Anglo-Dutch energy major Royal Dutch Shell posted Thursday a colossal net loss of $18.1 billion (15.4 billion euros) for the second quarter, blaming massive asset writedowns on the coronavirus-hit oil market, and flagged that job cuts are on the way.
The performance, contrasting sharply with profit after tax of $3.0 billion a year earlier, was sparked by a huge $16.8-billion charge on chronic fallout both from COVID-19 and collapsing oil prices.
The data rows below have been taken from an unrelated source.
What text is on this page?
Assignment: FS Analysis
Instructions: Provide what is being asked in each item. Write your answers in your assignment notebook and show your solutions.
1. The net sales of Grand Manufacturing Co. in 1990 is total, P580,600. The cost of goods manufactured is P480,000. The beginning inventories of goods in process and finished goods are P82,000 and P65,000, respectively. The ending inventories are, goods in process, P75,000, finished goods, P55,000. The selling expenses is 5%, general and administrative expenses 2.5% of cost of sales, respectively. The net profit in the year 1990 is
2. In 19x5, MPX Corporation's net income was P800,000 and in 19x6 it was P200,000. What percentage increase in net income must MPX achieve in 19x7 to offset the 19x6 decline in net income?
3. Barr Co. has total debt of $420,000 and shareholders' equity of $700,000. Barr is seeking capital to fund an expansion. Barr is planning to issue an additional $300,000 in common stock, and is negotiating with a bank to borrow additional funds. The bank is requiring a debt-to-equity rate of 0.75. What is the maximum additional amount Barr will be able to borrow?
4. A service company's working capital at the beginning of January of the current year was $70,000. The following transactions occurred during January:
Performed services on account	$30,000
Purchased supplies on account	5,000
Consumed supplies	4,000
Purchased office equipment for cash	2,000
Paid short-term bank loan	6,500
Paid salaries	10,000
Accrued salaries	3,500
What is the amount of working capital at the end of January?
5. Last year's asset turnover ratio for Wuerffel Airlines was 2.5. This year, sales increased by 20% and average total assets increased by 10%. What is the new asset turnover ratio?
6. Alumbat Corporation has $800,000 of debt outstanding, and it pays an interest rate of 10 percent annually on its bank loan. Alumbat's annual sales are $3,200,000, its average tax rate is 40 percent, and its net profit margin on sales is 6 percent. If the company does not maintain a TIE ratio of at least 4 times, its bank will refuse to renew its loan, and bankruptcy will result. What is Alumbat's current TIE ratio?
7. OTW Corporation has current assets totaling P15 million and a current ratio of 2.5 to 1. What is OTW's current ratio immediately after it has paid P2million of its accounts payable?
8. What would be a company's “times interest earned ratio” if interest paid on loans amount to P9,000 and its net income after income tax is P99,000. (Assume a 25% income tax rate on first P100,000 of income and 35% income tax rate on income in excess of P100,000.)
The vast charge was taken “as a result of revised medium- and long-term price and refining margin outlook assumptions in response to the COVID-19 pandemic and macroeconomic conditions as well as energy market demand and supply fundamentals,” Shell said in a results statement.
The dire performance meanwhile reflected lower prices for oil, liquefied natural gas (LNG) and gas, while it was also adversely impacted by lower refining margins and oil products sales volumes.
Production dipped six percent to 3.4 million barrels of oil equivalent per day in the reporting period — and is forecast to drop further in the third quarter.
“Shell has delivered resilient cash flow in a remarkably challenging environment,” said Chief Executive Ben van Beurden in Thursday’s statement.
“We continue to focus on safe and reliable operations and our decisive cash preservation measures will underpin the strengthening of our balance sheet.”
And he indicated that job cuts could be on the way in the coming months.